Amendments are common for the rules of the California program. Since created in 1990, as new technology is developed, the laws are changed to reflect what the manufacturers are pushing forward with.
Automakers differ on their viewpoint of fuel cell powered vehicles. General Motors expects to have 100 fuel cell powered vehicles on the road by next year for testing purposes, Ford, on the other hand, does not forecast popularity of the technology until 2015. Jennifer Moore, a spokeswoman for Ford Motor Co., said that "there are a lot of challenges that remain ahead for fuel-cell vehicles, everything from infrastructure to cost to range. In terms of when they're going to be commercially viable, it's pretty difficult to say at this point." Dave Barthmuss of General Motors says "a lot of milestones are being met and a lot of progress is really being made" on the fuel cell front.

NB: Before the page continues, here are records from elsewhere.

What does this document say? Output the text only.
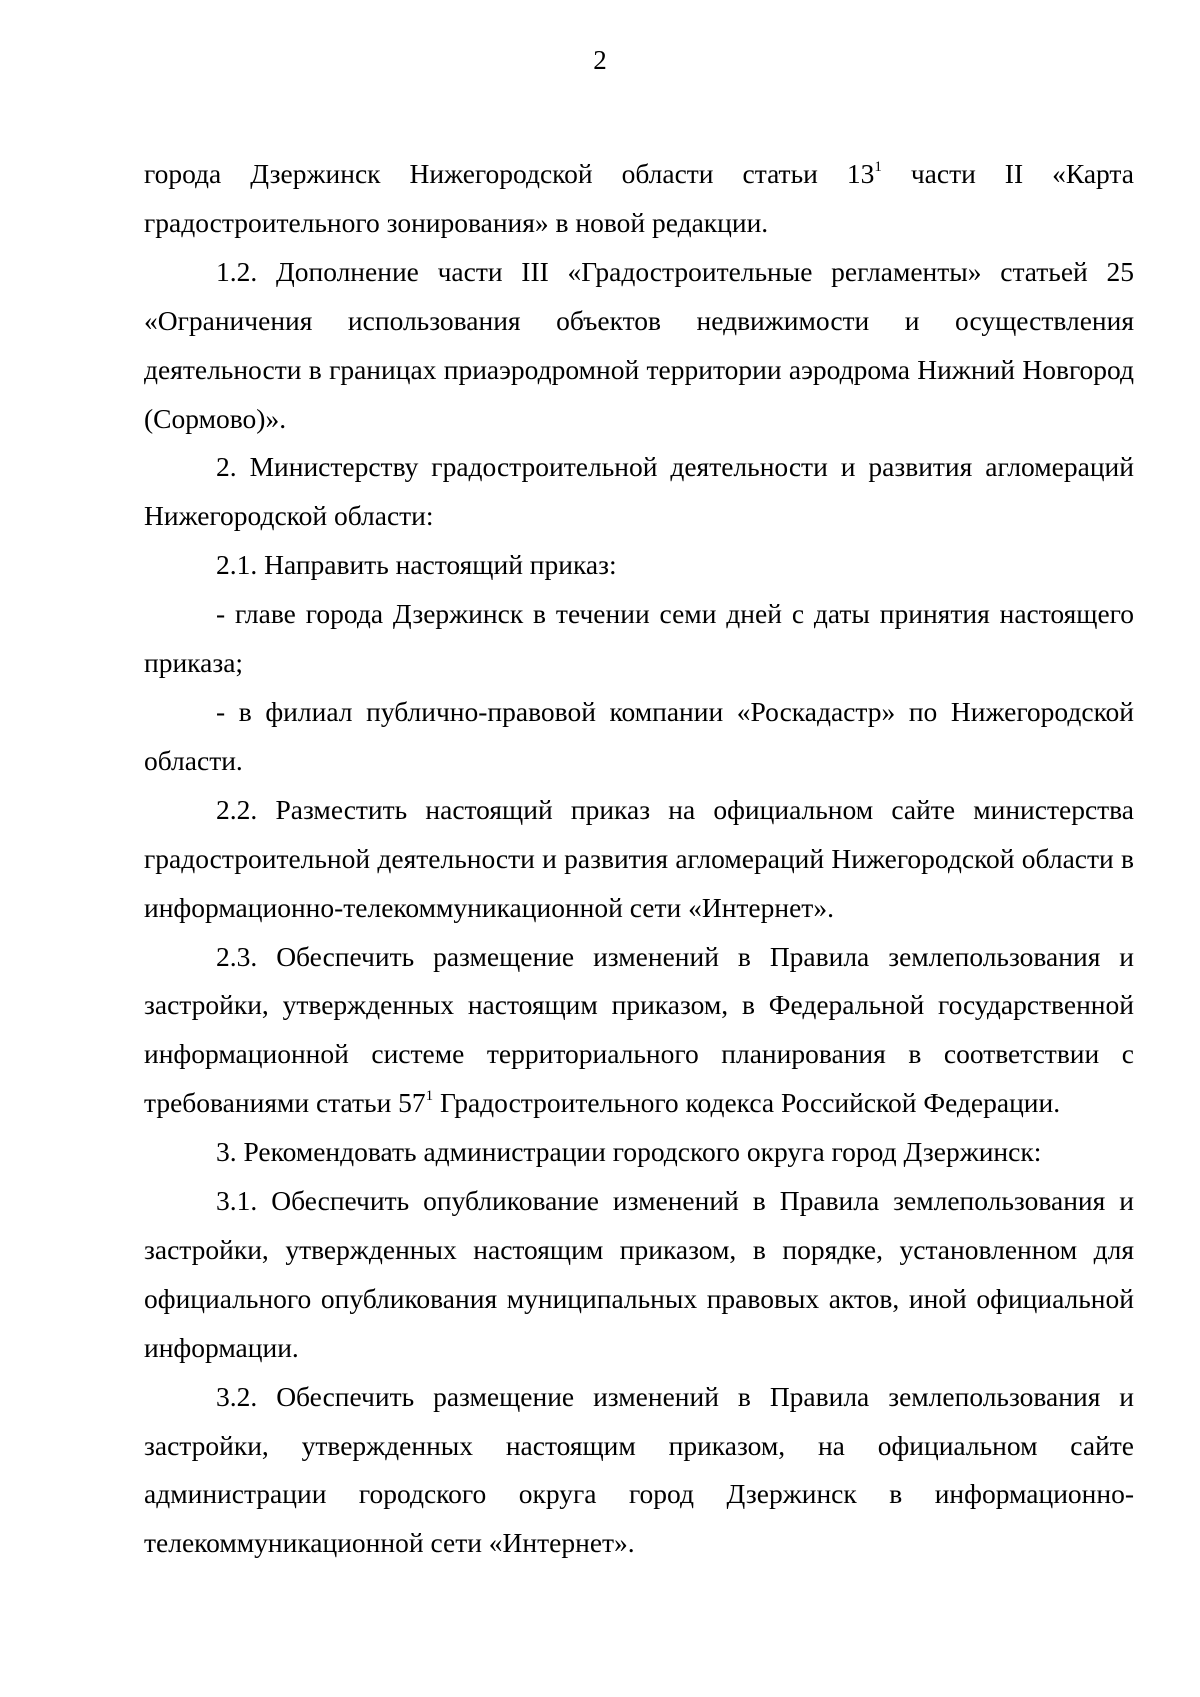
2

города Дзержинск Нижегородской области статьи $13^1$ части II «Карта градостроительного зонирования» в новой редакции.

1.2. Дополнение части III «Градостроительные регламенты» статьей 25 «Ограничения использования объектов недвижимости и осуществления деятельности в границах приаэродромной территории аэродрома Нижний Новгород (Сормово)».

2. Министерству градостроительной деятельности и развития агломераций Нижегородской области:

2.1. Направить настоящий приказ:

- главе города Дзержинск в течении семи дней с даты принятия настоящего приказа;

- в филиал публично-правовой компании «Роскадастр» по Нижегородской области.

2.2. Разместить настоящий приказ на официальном сайте министерства градостроительной деятельности и развития агломераций Нижегородской области в информационно-телекоммуникационной сети «Интернет».

2.3. Обеспечить размещение изменений в Правила землепользования и застройки, утвержденных настоящим приказом, в Федеральной государственной информационной системе территориального планирования в соответствии с требованиями статьи $57^1$ Градостроительного кодекса Российской Федерации.

3. Рекомендовать администрации городского округа город Дзержинск:

3.1. Обеспечить опубликование изменений в Правила землепользования и застройки, утвержденных настоящим приказом, в порядке, установленном для официального опубликования муниципальных правовых актов, иной официальной информации.

3.2. Обеспечить размещение изменений в Правила землепользования и застройки, утвержденных настоящим приказом, на официальном сайте администрации городского округа город Дзержинск в информационно-телекоммуникационной сети «Интернет».
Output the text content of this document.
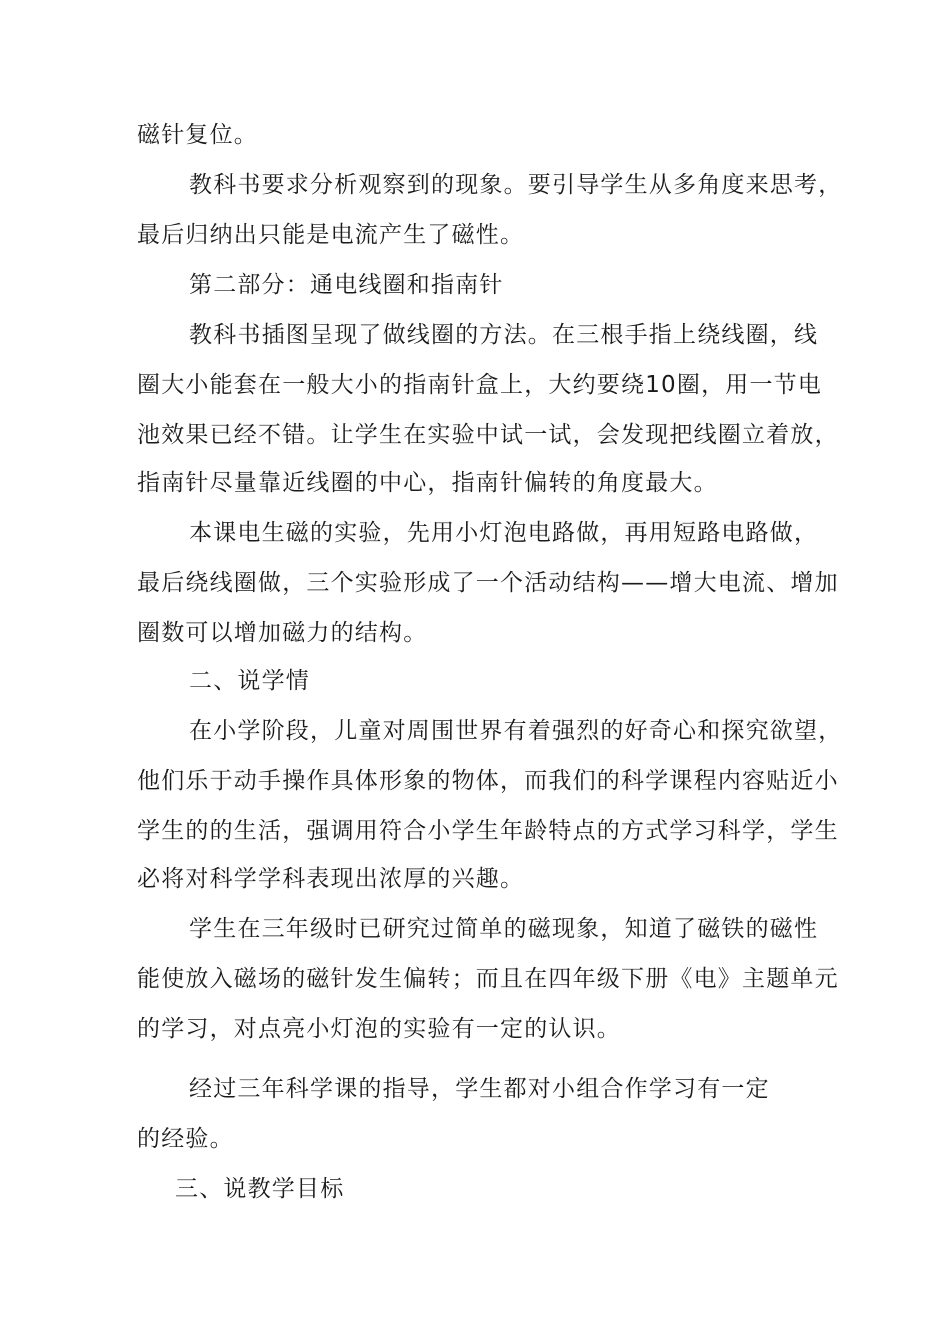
磁针复位。
教科书要求分析观察到的现象。要引导学生从多角度来思考，
最后归纳出只能是电流产生了磁性。
第二部分：通电线圈和指南针
教科书插图呈现了做线圈的方法。在三根手指上绕线圈，线
圈大小能套在一般大小的指南针盒上，大约要绕10圈，用一节电
池效果已经不错。让学生在实验中试一试，会发现把线圈立着放，
指南针尽量靠近线圈的中心，指南针偏转的角度最大。
本课电生磁的实验，先用小灯泡电路做，再用短路电路做，
最后绕线圈做，三个实验形成了一个活动结构——增大电流、增加
圈数可以增加磁力的结构。
二、说学情
在小学阶段，儿童对周围世界有着强烈的好奇心和探究欲望，
他们乐于动手操作具体形象的物体，而我们的科学课程内容贴近小
学生的的生活，强调用符合小学生年龄特点的方式学习科学，学生
必将对科学学科表现出浓厚的兴趣。
学生在三年级时已研究过简单的磁现象，知道了磁铁的磁性
能使放入磁场的磁针发生偏转；而且在四年级下册《电》主题单元
的学习，对点亮小灯泡的实验有一定的认识。
经过三年科学课的指导，学生都对小组合作学习有一定
的经验。
三、说教学目标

Connecticut, Maine, Massachusetts, New York, New Jersey, Oregon, Pennsylvania, Rhode Island, Vermont and Washington have adopted the California rules for zero emissions vehicles. The future seems to hold out hope for hydrogen, according to some auto manufacturers. With Toyota and Ford leading the way with hybrids, GM championing fuel cells and smaller companies pushing for plug in electrics and plug in hybrids, the landscape of green vehicles seems poised for growth. Legislation is doing its best to keep up.